Welche Handlungen können dann nach den neuen Ergänzungen als Verbrechen angesehen werden?

"Bei der Prüfung eines Strafverfahrens wegen eines Verbrechens nach Artikel 282.2 des Strafgesetzbuches der Russischen Föderation sollte das Gericht feststellen, welche konkreten Handlungen der Täter begangen hat, welche Bedeutung sie für die Aufrechterhaltung oder Erneuerung der Tätigkeit der Organisation haben, gegen die das Gericht eine vollstreckbare Entscheidung getroffen hat, sie zu liquidieren oder ihre Aktivitäten aufgrund von Extremismus zu verbieten, sowie welche Motive die Person bei der Begehung dieser Handlungen geleitet haben." Mit anderen Worten, die Ermittler müssen nun die Formulierungen rechtfertigen, die in den Anklageschriften gegen Jehovas Zeugen häufig verwendet werden: "kriminelle Absichten erkennen", "aus extremistischen Motiven handeln", "sich der Rechtswidrigkeit ihrer Handlungen bewusst sein", "kriminelle Absprachen eingegangen sein", "als Teil einer Gruppe von Personen durch vorherige Absprache", "nicht freiwillig die Teilnahme an Aktivitäten einstellen", "die Absicht haben, die Aktivitäten wieder aufzunehmen" und andere.

Verpflichten diese Änderungen die Gerichte, die bereits verhängten Urteile zu überprüfen?

Bei der Prüfung von Berufungen und Kassationsbeschwerden sind die Gerichte verpflichtet, die Änderungen des Plenums zu berücksichtigen.

Bis zum 28. Oktober gab es 152 Verurteilungen von Jehovas Zeugen. Von diesen sind die Urteile von 40 Gläubigen in Berufung und daher noch nicht in Kraft getreten. Die übrigen Urteile für die Gläubigen sind bereits in Kraft getreten und werden derzeit in Kassationsverfahren angefochten.

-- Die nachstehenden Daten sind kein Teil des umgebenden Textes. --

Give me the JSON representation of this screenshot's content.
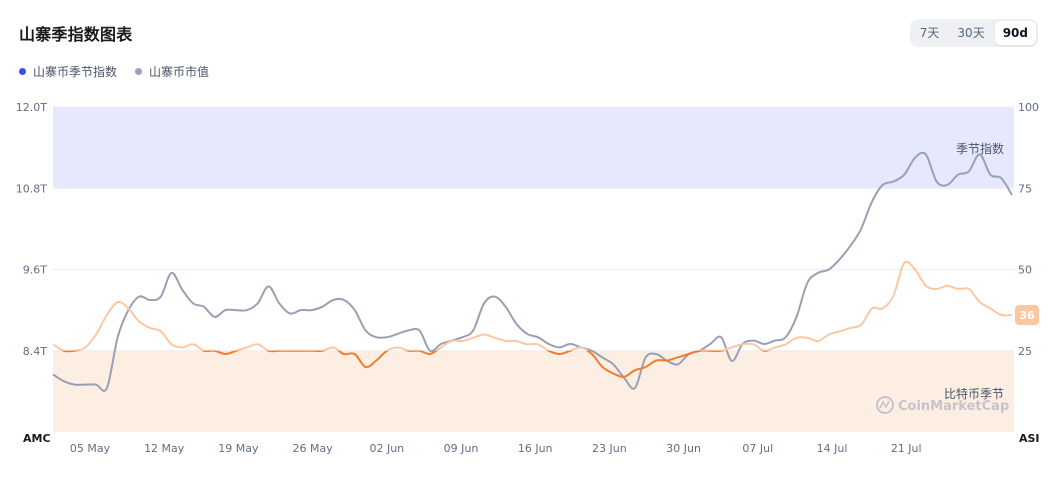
{
  "header": {
    "title": "山寨季指数图表",
    "range_options": [
      "7天",
      "30天",
      "90d"
    ],
    "active_range": "90d"
  },
  "legend": [
    {
      "label": "山寨币季节指数",
      "color": "#3d4fe0"
    },
    {
      "label": "山寨币市值",
      "color": "#9ea3b8"
    }
  ],
  "chart_data": {
    "type": "line",
    "x_ticks": [
      "05 May",
      "12 May",
      "19 May",
      "26 May",
      "02 Jun",
      "09 Jun",
      "16 Jun",
      "23 Jun",
      "30 Jun",
      "07 Jul",
      "14 Jul",
      "21 Jul"
    ],
    "left_axis": {
      "label": "AMC",
      "ticks": [
        "12.0T",
        "10.8T",
        "9.6T",
        "8.4T"
      ],
      "range": [
        7.2,
        12.0
      ],
      "unit": "T"
    },
    "right_axis": {
      "label": "ASI",
      "ticks": [
        "100",
        "75",
        "50",
        "25"
      ],
      "range": [
        0,
        100
      ]
    },
    "zones": [
      {
        "label": "季节指数",
        "from": 75,
        "to": 100,
        "color": "#e6e8fd"
      },
      {
        "label": "比特币季节",
        "from": 0,
        "to": 25,
        "color": "#fdeee4"
      }
    ],
    "current_value_badge": "36",
    "series": [
      {
        "name": "山寨币市值",
        "axis": "left",
        "color": "#9aa0b4",
        "values": [
          8.05,
          7.95,
          7.9,
          7.9,
          7.9,
          7.85,
          8.6,
          9.0,
          9.2,
          9.15,
          9.2,
          9.55,
          9.3,
          9.1,
          9.05,
          8.9,
          9.0,
          9.0,
          9.0,
          9.1,
          9.35,
          9.1,
          8.95,
          9.0,
          9.0,
          9.05,
          9.15,
          9.15,
          9.0,
          8.7,
          8.6,
          8.6,
          8.65,
          8.7,
          8.7,
          8.4,
          8.5,
          8.55,
          8.6,
          8.7,
          9.1,
          9.2,
          9.05,
          8.8,
          8.65,
          8.6,
          8.5,
          8.45,
          8.5,
          8.45,
          8.4,
          8.3,
          8.2,
          8.0,
          7.85,
          8.3,
          8.35,
          8.25,
          8.2,
          8.35,
          8.4,
          8.5,
          8.6,
          8.25,
          8.5,
          8.55,
          8.5,
          8.55,
          8.6,
          8.9,
          9.4,
          9.55,
          9.6,
          9.75,
          9.95,
          10.2,
          10.6,
          10.85,
          10.9,
          11.0,
          11.25,
          11.3,
          10.9,
          10.85,
          11.0,
          11.05,
          11.3,
          11.0,
          10.95,
          10.7
        ]
      },
      {
        "name": "山寨币季节指数",
        "axis": "right",
        "color": "#ef7d2e",
        "values": [
          27,
          25,
          25,
          26,
          30,
          36,
          40,
          38,
          34,
          32,
          31,
          27,
          26,
          27,
          25,
          25,
          24,
          25,
          26,
          27,
          25,
          25,
          25,
          25,
          25,
          25,
          26,
          24,
          24,
          20,
          22,
          25,
          26,
          25,
          25,
          24,
          26,
          28,
          28,
          29,
          30,
          29,
          28,
          28,
          27,
          27,
          25,
          24,
          25,
          26,
          24,
          20,
          18,
          17,
          19,
          20,
          22,
          22,
          23,
          24,
          25,
          25,
          25,
          26,
          27,
          27,
          25,
          26,
          27,
          29,
          29,
          28,
          30,
          31,
          32,
          33,
          38,
          38,
          42,
          52,
          50,
          45,
          44,
          45,
          44,
          44,
          40,
          38,
          36,
          36
        ]
      }
    ],
    "annotations": [
      "季节指数",
      "比特币季节"
    ],
    "watermark": "CoinMarketCap"
  }
}
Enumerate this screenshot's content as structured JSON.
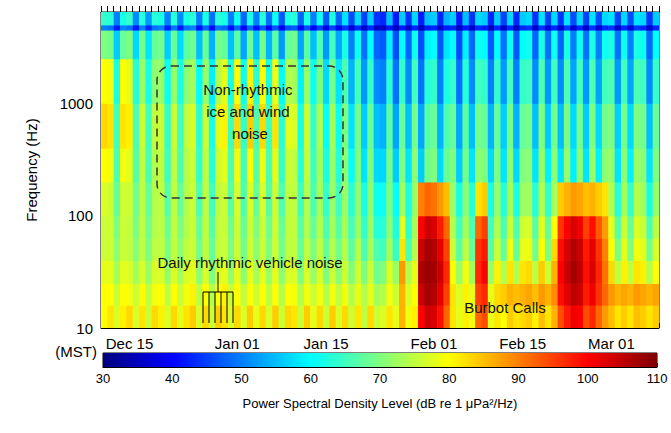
{
  "chart_data": {
    "type": "heatmap",
    "xlabel": "(MST)",
    "ylabel": "Frequency (Hz)",
    "log": "y",
    "grid": false,
    "ylim": [
      10,
      6500
    ],
    "yticks": [
      10,
      100,
      1000
    ],
    "categories": [
      null,
      null,
      null,
      null,
      "Dec 15",
      null,
      null,
      null,
      null,
      null,
      null,
      null,
      null,
      null,
      null,
      null,
      null,
      null,
      null,
      null,
      null,
      "Jan 01",
      null,
      null,
      null,
      null,
      null,
      null,
      null,
      null,
      null,
      null,
      null,
      null,
      null,
      "Jan 15",
      null,
      null,
      null,
      null,
      null,
      null,
      null,
      null,
      null,
      null,
      null,
      null,
      null,
      null,
      null,
      null,
      "Feb 01",
      null,
      null,
      null,
      null,
      null,
      null,
      null,
      null,
      null,
      null,
      null,
      null,
      null,
      "Feb 15",
      null,
      null,
      null,
      null,
      null,
      null,
      null,
      null,
      null,
      null,
      null,
      null,
      null,
      "Mar 01",
      null,
      null,
      null,
      null,
      null,
      null,
      null
    ],
    "y_bins": [
      10,
      16,
      25,
      40,
      63,
      100,
      200,
      400,
      1000,
      2500,
      4500,
      5000,
      6500
    ],
    "values": [
      [
        80,
        82,
        77,
        81,
        83,
        77,
        82,
        76,
        83,
        81,
        77,
        83,
        78,
        82,
        84,
        77,
        83,
        76,
        84,
        82,
        77,
        83,
        77,
        84,
        78,
        83,
        77,
        84,
        76,
        83,
        82,
        76,
        84,
        78,
        83,
        76,
        84,
        77,
        83,
        76,
        82,
        75,
        83,
        76,
        77,
        82,
        78,
        86,
        79,
        81,
        100,
        104,
        103,
        99,
        92,
        82,
        78,
        81,
        79,
        92,
        94,
        78,
        82,
        80,
        84,
        82,
        83,
        84,
        81,
        85,
        82,
        86,
        94,
        98,
        101,
        100,
        94,
        97,
        92,
        88,
        85,
        82,
        84,
        82,
        85,
        84,
        82,
        84
      ],
      [
        80,
        80,
        76,
        80,
        79,
        76,
        80,
        75,
        79,
        80,
        75,
        80,
        76,
        79,
        81,
        75,
        80,
        74,
        80,
        81,
        76,
        80,
        75,
        80,
        76,
        80,
        75,
        80,
        74,
        80,
        79,
        74,
        79,
        76,
        79,
        74,
        79,
        75,
        79,
        74,
        78,
        74,
        78,
        73,
        74,
        79,
        76,
        86,
        77,
        80,
        104,
        107,
        106,
        102,
        95,
        82,
        77,
        81,
        78,
        95,
        97,
        78,
        83,
        84,
        86,
        85,
        86,
        87,
        85,
        88,
        86,
        89,
        99,
        102,
        105,
        104,
        98,
        101,
        96,
        92,
        88,
        86,
        87,
        86,
        88,
        87,
        86,
        87
      ],
      [
        78,
        78,
        73,
        78,
        77,
        73,
        77,
        72,
        77,
        77,
        72,
        77,
        73,
        77,
        78,
        71,
        77,
        70,
        77,
        78,
        72,
        78,
        71,
        78,
        73,
        78,
        72,
        78,
        71,
        77,
        77,
        70,
        77,
        72,
        77,
        70,
        76,
        71,
        76,
        70,
        76,
        70,
        76,
        69,
        70,
        77,
        72,
        88,
        74,
        78,
        106,
        108,
        107,
        104,
        97,
        80,
        72,
        79,
        73,
        97,
        100,
        72,
        81,
        74,
        82,
        74,
        82,
        83,
        75,
        84,
        76,
        86,
        100,
        104,
        107,
        105,
        99,
        103,
        97,
        91,
        83,
        75,
        81,
        75,
        82,
        81,
        74,
        80
      ],
      [
        76,
        76,
        71,
        76,
        75,
        71,
        75,
        70,
        75,
        75,
        70,
        75,
        71,
        75,
        76,
        69,
        75,
        68,
        75,
        76,
        70,
        76,
        69,
        76,
        71,
        76,
        70,
        76,
        69,
        75,
        75,
        68,
        75,
        70,
        75,
        68,
        74,
        69,
        74,
        67,
        74,
        66,
        73,
        66,
        65,
        73,
        64,
        82,
        66,
        74,
        104,
        107,
        106,
        102,
        95,
        76,
        67,
        75,
        68,
        96,
        98,
        67,
        76,
        68,
        79,
        68,
        78,
        79,
        69,
        80,
        70,
        83,
        99,
        103,
        106,
        104,
        98,
        102,
        96,
        90,
        80,
        70,
        78,
        70,
        79,
        78,
        69,
        77
      ],
      [
        76,
        76,
        70,
        76,
        75,
        70,
        75,
        69,
        74,
        75,
        69,
        75,
        70,
        74,
        76,
        68,
        75,
        67,
        75,
        76,
        69,
        76,
        68,
        76,
        70,
        76,
        69,
        76,
        68,
        75,
        75,
        67,
        74,
        68,
        74,
        66,
        73,
        67,
        73,
        65,
        72,
        64,
        72,
        63,
        63,
        71,
        62,
        78,
        64,
        73,
        100,
        104,
        103,
        98,
        92,
        74,
        65,
        73,
        66,
        92,
        95,
        65,
        74,
        66,
        76,
        66,
        76,
        77,
        67,
        78,
        68,
        80,
        96,
        100,
        103,
        101,
        95,
        99,
        93,
        88,
        78,
        67,
        76,
        68,
        77,
        76,
        66,
        75
      ],
      [
        77,
        76,
        68,
        76,
        76,
        69,
        75,
        68,
        74,
        75,
        67,
        75,
        68,
        74,
        76,
        66,
        75,
        65,
        75,
        76,
        67,
        77,
        66,
        77,
        68,
        77,
        67,
        76,
        66,
        75,
        75,
        65,
        74,
        66,
        73,
        64,
        72,
        65,
        72,
        63,
        71,
        62,
        71,
        61,
        61,
        70,
        60,
        73,
        62,
        72,
        90,
        92,
        91,
        88,
        85,
        72,
        62,
        71,
        63,
        82,
        84,
        62,
        72,
        63,
        73,
        62,
        72,
        73,
        63,
        74,
        64,
        73,
        84,
        86,
        88,
        87,
        85,
        86,
        84,
        82,
        74,
        63,
        73,
        64,
        74,
        73,
        62,
        72
      ],
      [
        80,
        79,
        66,
        79,
        78,
        67,
        75,
        66,
        74,
        75,
        65,
        75,
        66,
        74,
        76,
        64,
        75,
        63,
        76,
        78,
        66,
        79,
        65,
        80,
        67,
        79,
        66,
        78,
        64,
        76,
        75,
        63,
        75,
        65,
        73,
        62,
        72,
        63,
        71,
        60,
        70,
        58,
        70,
        57,
        57,
        69,
        56,
        70,
        58,
        71,
        56,
        69,
        70,
        57,
        68,
        70,
        56,
        69,
        58,
        71,
        70,
        57,
        70,
        58,
        71,
        57,
        70,
        71,
        58,
        72,
        59,
        71,
        58,
        72,
        59,
        71,
        58,
        72,
        59,
        71,
        72,
        58,
        71,
        59,
        72,
        71,
        58,
        70
      ],
      [
        83,
        82,
        65,
        82,
        81,
        66,
        76,
        65,
        75,
        76,
        64,
        76,
        65,
        75,
        77,
        63,
        76,
        62,
        78,
        81,
        65,
        83,
        64,
        84,
        66,
        83,
        65,
        82,
        63,
        78,
        77,
        62,
        76,
        64,
        74,
        60,
        73,
        61,
        70,
        58,
        69,
        56,
        68,
        55,
        54,
        67,
        53,
        68,
        55,
        69,
        53,
        67,
        68,
        54,
        66,
        68,
        53,
        67,
        55,
        69,
        68,
        54,
        68,
        56,
        69,
        54,
        68,
        69,
        55,
        70,
        56,
        69,
        55,
        70,
        57,
        69,
        56,
        70,
        57,
        69,
        70,
        56,
        69,
        57,
        70,
        69,
        55,
        68
      ],
      [
        80,
        79,
        62,
        80,
        78,
        63,
        72,
        62,
        71,
        72,
        61,
        72,
        62,
        71,
        73,
        60,
        72,
        59,
        74,
        78,
        62,
        80,
        61,
        81,
        63,
        80,
        62,
        79,
        60,
        74,
        73,
        59,
        72,
        61,
        70,
        57,
        69,
        58,
        66,
        54,
        65,
        52,
        64,
        51,
        50,
        63,
        49,
        64,
        51,
        65,
        49,
        63,
        64,
        50,
        62,
        64,
        49,
        63,
        51,
        65,
        64,
        50,
        64,
        52,
        65,
        50,
        64,
        65,
        51,
        66,
        52,
        65,
        51,
        66,
        53,
        65,
        52,
        66,
        53,
        65,
        66,
        52,
        65,
        53,
        66,
        65,
        51,
        64
      ],
      [
        70,
        69,
        56,
        68,
        70,
        57,
        69,
        58,
        68,
        69,
        56,
        68,
        57,
        67,
        69,
        55,
        68,
        54,
        69,
        68,
        55,
        67,
        53,
        68,
        55,
        69,
        54,
        67,
        52,
        68,
        69,
        53,
        67,
        55,
        66,
        52,
        65,
        53,
        62,
        50,
        61,
        49,
        60,
        48,
        47,
        59,
        46,
        60,
        48,
        61,
        46,
        59,
        60,
        47,
        58,
        60,
        46,
        59,
        48,
        61,
        60,
        47,
        60,
        49,
        61,
        47,
        60,
        61,
        48,
        62,
        49,
        61,
        48,
        62,
        50,
        61,
        49,
        62,
        50,
        61,
        62,
        49,
        61,
        50,
        62,
        61,
        48,
        60
      ],
      [
        50,
        49,
        42,
        50,
        49,
        42,
        50,
        43,
        49,
        50,
        42,
        49,
        42,
        49,
        50,
        41,
        48,
        41,
        49,
        48,
        41,
        48,
        40,
        48,
        41,
        47,
        40,
        47,
        39,
        46,
        47,
        39,
        46,
        40,
        45,
        38,
        45,
        39,
        44,
        37,
        43,
        36,
        43,
        36,
        35,
        42,
        35,
        42,
        36,
        43,
        35,
        42,
        43,
        36,
        42,
        43,
        35,
        42,
        36,
        43,
        42,
        35,
        43,
        36,
        43,
        35,
        43,
        44,
        36,
        44,
        37,
        43,
        36,
        44,
        37,
        43,
        36,
        44,
        37,
        43,
        44,
        36,
        43,
        37,
        44,
        43,
        36,
        43
      ],
      [
        64,
        63,
        50,
        62,
        64,
        51,
        63,
        52,
        63,
        62,
        50,
        63,
        51,
        62,
        63,
        50,
        62,
        49,
        63,
        62,
        50,
        61,
        48,
        62,
        50,
        63,
        49,
        61,
        47,
        62,
        63,
        48,
        62,
        50,
        61,
        47,
        62,
        48,
        58,
        46,
        57,
        45,
        56,
        44,
        43,
        55,
        42,
        56,
        44,
        57,
        42,
        55,
        56,
        43,
        54,
        56,
        42,
        55,
        44,
        57,
        56,
        43,
        56,
        45,
        57,
        43,
        56,
        57,
        44,
        58,
        45,
        57,
        44,
        58,
        46,
        57,
        45,
        58,
        46,
        57,
        58,
        45,
        57,
        46,
        58,
        57,
        44,
        56
      ]
    ],
    "colorbar": {
      "label": "Power Spectral Density Level (dB re 1 μPa²/Hz)",
      "range": [
        30,
        110
      ],
      "ticks": [
        30,
        40,
        50,
        60,
        70,
        80,
        90,
        100,
        110
      ]
    },
    "annotations": [
      "Non-rhythmic ice and wind noise",
      "Daily rhythmic vehicle noise",
      "Burbot Calls"
    ]
  }
}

Die Urteile von weiteren elf Gläubigen wurden bereits von den Kassationsgerichten überprüft, aber das russische Recht räumt ihnen das Recht ein, eine zweite Kassationsbeschwerde vor dem Obersten Gerichtshof Russlands einzulegen. Die 70-jährige Walentina Baranowskaja bereitet derzeit ihre zweite Kassationsbeschwerde vor dem Obersten Gerichtshof vor. Valentina bleibt im Gefängnis, obwohl sie während der Ermittlungen einen Schlaganfall erlitten hat. Die internationale Menschenrechtsgemeinschaft, die Russlands Umgang mit Jehovas Zeugen wiederholt kritisiert hat, wartet gespannt darauf, wie der Oberste Gerichtshof Russlands die neuen Änderungen anwenden und die Frau freilassen wird, wenn er sich in den kommenden Monaten mit dem Fall Baranowskaja befasst.